Spesso riesco a
provare soltanto questa angoscia sottile, pensa Roberto mentre sta seduto con
la sua poltroncina di vimini nel giardinetto di quella abitazione condominiale
dove vive al piano terra con la sua famiglia. Davanti alla casa c’è un cancello
di ferro ben chiuso che ne delimita l’ingresso, e a destra e a sinistra l’alto
muro di cinta. Fuori, la strada e una fila di alberi. A lui dispiace
affacciarsi tra quelle sbarre, osservare il marciapiede di fronte che curva
lentamente, ma è l’unica maniera che certe volte ritiene di avere per rendersi
davvero conto della giornata che prosegue il suo corso, e delle persone che si
trovano a transitare da lì.
Oggi non mi alzerò neppure
da dove sono seduto, pensa ancora Roberto, tenendosi ad una distanza di almeno
dieci metri da quel cancello, sul piccolo piazzale di pietra accanto alla porta
di accesso della sua casa. Non mi interessa quello che succede là fuori, ho i
miei pensieri da vecchio, i miei dolori nell’anima, per me basta ed avanza.
Ma improvvisamente,
dalla strada, un uomo sbucato dal nulla si avvicina alle sbarre di ferro, si
accosta con fare guardingo, resta fermo ad osservare i particolari che riesce a
sbirciare di quel giardino, avvista subito Roberto, ma è come se non lo notasse
neppure. Roberto sta fermo, pensa: andrà via adesso, non può continuare a lungo
ad importunarmi così; ma quello resta piantato al suo posto, la faccia in mezzo
alle sbarre, l’espressione seria, inesplicabile, un comportamento quasi del
tutto incomprensibile.
E’ un uomo, pensa
Roberto, uno qualsiasi, con il suo carico di curiosità, il bisogno innato di
scoprire sempre qualcosa che non conosce.
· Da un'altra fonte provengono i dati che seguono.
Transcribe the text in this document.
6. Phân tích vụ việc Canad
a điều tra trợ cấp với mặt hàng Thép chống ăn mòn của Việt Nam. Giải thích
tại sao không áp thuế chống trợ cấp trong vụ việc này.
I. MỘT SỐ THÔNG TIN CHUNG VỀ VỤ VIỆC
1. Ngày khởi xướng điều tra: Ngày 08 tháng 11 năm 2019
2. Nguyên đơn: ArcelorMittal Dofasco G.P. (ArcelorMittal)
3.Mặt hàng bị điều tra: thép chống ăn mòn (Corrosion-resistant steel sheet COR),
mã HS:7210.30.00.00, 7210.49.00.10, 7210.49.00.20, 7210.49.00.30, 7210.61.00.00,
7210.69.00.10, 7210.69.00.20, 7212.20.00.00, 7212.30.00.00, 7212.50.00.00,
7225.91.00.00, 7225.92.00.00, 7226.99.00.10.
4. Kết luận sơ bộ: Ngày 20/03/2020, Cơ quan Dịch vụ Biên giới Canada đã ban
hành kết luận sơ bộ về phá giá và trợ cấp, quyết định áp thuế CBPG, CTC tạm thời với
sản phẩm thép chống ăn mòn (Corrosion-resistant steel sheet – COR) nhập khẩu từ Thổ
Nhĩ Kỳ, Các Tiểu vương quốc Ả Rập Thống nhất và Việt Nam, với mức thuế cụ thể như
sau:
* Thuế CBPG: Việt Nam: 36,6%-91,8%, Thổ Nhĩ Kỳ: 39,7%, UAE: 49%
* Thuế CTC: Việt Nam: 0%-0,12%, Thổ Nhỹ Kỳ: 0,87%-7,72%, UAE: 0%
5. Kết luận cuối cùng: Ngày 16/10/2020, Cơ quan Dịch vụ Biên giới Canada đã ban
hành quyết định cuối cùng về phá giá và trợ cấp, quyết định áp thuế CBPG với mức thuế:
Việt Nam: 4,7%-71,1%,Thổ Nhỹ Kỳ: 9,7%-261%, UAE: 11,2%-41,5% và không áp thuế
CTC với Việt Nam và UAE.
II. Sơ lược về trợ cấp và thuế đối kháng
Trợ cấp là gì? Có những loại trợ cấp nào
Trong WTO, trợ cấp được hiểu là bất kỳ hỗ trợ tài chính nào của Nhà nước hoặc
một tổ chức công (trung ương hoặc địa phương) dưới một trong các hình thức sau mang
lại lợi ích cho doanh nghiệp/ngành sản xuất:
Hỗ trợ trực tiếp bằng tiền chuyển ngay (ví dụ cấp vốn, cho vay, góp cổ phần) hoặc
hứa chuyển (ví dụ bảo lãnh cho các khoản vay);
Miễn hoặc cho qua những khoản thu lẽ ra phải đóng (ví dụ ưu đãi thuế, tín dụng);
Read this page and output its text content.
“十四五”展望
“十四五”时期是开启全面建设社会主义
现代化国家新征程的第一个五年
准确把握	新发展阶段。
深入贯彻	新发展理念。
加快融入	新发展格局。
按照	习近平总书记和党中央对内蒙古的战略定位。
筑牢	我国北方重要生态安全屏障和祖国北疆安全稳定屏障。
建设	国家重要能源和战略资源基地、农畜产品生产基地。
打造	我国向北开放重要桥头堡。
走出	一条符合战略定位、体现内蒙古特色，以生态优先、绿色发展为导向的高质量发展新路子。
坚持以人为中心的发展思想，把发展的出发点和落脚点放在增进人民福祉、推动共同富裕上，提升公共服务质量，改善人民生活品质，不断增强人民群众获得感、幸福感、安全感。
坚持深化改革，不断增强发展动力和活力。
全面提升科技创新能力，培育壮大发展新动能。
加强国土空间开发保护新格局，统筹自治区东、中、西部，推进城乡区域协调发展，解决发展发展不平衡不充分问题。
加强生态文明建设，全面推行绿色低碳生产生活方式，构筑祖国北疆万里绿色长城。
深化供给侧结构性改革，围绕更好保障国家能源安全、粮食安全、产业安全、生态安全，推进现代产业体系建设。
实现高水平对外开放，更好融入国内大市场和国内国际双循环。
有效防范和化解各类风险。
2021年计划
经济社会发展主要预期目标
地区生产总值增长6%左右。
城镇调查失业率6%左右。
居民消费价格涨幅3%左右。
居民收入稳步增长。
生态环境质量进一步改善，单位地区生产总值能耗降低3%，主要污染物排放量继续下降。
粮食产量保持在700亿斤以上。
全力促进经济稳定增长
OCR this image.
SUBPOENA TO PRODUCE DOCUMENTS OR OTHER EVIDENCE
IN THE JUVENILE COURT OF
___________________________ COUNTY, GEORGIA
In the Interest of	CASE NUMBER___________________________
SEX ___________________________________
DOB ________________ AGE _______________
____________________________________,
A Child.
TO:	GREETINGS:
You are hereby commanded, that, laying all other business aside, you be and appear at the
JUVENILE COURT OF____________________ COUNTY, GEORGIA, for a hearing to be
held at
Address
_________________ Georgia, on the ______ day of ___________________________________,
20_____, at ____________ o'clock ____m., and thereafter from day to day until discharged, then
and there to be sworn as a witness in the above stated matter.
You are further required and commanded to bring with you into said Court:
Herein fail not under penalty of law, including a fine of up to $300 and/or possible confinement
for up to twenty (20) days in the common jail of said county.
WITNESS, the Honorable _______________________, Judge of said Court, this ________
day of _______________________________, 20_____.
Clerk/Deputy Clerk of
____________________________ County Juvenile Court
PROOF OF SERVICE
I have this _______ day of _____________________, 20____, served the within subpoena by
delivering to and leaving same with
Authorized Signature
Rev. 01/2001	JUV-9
Difatti finalmente quello si
allontana, Roberto allora si alza, va lentamente verso il cancello, appoggia le
mani sopra al ferro freddo. La fila degli alberi ed il marciapiede sono ancora
lì, dove sempre, stabilisce Roberto con il suo primo sguardo, e la strada
adesso sembra deserta, ma non c’è niente di interessante.
E invece l’uomo di
prima all’improvviso esce fuori dall’angolo coperto dal muro, con la medesima
espressione sul viso, e si piazza davanti a lui come nell’attesa di una sua prima
mossa. Roberto si limita a guardarlo negli occhi, la distanza tra loro è di un
metro o forse due, però qualsiasi cosa abbia voglia di dire gli pare inadatta
al momento, così rimane ancora in silenzio.
Trascorrono alcuni momenti
senza che niente succeda; qualcosa deve pur capitare, pensa Roberto, e alla
fine, incapace di attendere ancora, si volta su un lato, come a mostrare la sua
capacità di godere dell’interno di quel giardino, piuttosto che spiarne i
contorni da fuori, come se tutta la differenza tra loro stesse soltanto in
quella evidente possibilità. L’altro forse prosegue a guardarlo, ma quando
Roberto torna a voltarsi verso di lui si accorge che la sua espressione è
mutata, ed è come se la distanza tra loro adesso si fosse fatta maggiore.
Sono solo, dice
Roberto con la sua voce bassa e gracchiante. Non ora, risponde l’altro quasi
senza intenzione. Passo in questo giardino molte delle mie giornate, anche se
questo scorcio di spazio in genere mi fa provare un’angoscia sottile, prosegue
Roberto. Lo capisco, fa l’altro, non c’è niente di interessante qua in mezzo.
Non è vero, riprende Roberto con severità; se ci si sofferma a guardare con una
certa attenzione, ci si accorge di molte cose, di tanti piccoli elementi che in
genere sfuggono ai più. L’altro allora si volta, guarda con interesse qualcosa
che Roberto dalla sua posizione non può vedere, poi se ne va. Solo uno
scocciatore, pensa Roberto mentre torna a sedersi.